Our meta-analysis of four 8q24 variants in up to 15 625 prostate cancer cases and 15 314 controls demonstrated strong associations with prostate cancer risk across a wide array of study designs and populations. In addition, all four variants (rs1447295, DG8S737-8, rs16901979, and rs6983267) showed associations that remained statistically significant with a simple Bonferroni correction for four independent hypothesis tests (P<0.0125). In summary, allele-specific effects for these 8q24 variants ranged from a 1.25- to 1.53-fold increased risk of prostate cancer; we estimated the joint population attributable fractions for these variants, suggesting that if the risk alleles were absent in the population, a reduction of risk of 15 and 41% among individuals of European and African ancestry, respectively, would be expected.
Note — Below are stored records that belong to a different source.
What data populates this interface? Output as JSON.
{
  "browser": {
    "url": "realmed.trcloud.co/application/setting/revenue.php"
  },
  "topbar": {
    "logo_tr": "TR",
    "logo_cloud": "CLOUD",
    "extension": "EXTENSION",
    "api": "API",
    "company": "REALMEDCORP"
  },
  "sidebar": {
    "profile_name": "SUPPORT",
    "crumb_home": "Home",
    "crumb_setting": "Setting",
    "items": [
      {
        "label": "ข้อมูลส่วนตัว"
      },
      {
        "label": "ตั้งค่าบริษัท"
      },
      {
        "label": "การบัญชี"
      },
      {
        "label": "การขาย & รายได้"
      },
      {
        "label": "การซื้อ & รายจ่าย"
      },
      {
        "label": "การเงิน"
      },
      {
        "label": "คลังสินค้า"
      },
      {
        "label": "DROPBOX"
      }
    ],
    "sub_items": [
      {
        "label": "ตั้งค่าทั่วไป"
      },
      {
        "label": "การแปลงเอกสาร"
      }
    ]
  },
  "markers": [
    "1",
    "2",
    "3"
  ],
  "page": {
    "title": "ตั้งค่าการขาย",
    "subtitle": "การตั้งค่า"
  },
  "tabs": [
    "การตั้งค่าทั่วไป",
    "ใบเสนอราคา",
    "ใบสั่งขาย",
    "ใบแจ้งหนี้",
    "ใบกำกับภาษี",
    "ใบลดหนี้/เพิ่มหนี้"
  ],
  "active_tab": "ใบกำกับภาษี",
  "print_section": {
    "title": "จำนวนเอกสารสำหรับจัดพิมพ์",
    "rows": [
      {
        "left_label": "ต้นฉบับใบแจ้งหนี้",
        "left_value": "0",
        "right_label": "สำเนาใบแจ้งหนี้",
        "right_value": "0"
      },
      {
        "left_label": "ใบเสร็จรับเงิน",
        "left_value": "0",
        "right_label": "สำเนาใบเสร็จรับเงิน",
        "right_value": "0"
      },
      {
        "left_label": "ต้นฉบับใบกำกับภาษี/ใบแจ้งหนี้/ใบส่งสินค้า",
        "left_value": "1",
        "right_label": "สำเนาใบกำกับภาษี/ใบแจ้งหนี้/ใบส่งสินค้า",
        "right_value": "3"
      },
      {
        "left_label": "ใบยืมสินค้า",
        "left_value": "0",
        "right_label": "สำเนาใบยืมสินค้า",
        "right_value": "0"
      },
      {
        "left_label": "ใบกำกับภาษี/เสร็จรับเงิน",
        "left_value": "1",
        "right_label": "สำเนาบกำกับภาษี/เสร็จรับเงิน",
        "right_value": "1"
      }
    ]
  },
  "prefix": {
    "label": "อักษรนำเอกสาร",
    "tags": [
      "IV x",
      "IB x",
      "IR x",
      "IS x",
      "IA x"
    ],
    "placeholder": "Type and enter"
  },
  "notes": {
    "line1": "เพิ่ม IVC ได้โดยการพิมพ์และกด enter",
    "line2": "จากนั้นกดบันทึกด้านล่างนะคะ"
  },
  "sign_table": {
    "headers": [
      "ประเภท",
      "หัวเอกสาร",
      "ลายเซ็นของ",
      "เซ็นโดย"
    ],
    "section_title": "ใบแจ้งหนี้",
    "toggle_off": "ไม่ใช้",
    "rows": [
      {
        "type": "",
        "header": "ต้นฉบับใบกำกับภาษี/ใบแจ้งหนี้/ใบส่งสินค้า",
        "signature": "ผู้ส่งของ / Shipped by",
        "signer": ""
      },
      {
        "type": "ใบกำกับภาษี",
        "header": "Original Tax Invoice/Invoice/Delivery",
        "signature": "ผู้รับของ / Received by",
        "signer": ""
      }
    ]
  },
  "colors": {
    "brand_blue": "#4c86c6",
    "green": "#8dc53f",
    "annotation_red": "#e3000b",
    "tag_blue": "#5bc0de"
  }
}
The mechanism by which 8q24 variants affect prostate cancer susceptibility is currently not known. None of the variants reside within known genes, of which there are few across the regions of 8q24. Thus, resolving the underlying genetic effects will require innovative studies to determine whether these variants affect function of neighboring genes or genes on other chromosomes (trans-regulatory elements). In the light of our association with advanced disease, future studies should also investigate these variants in relation to the progression of prostate cancer. Gaining such knowledge will shed novel insight into our understanding of the biology of prostate cancer and disease susceptibility. In turn, a better understanding of disease etiology can lead to improved outcomes through a more personalized approach to treatment.

In conclusion, our study provides further strong evidence that multiple regions across chromosome 8q24 impact the risk of advanced prostate cancer.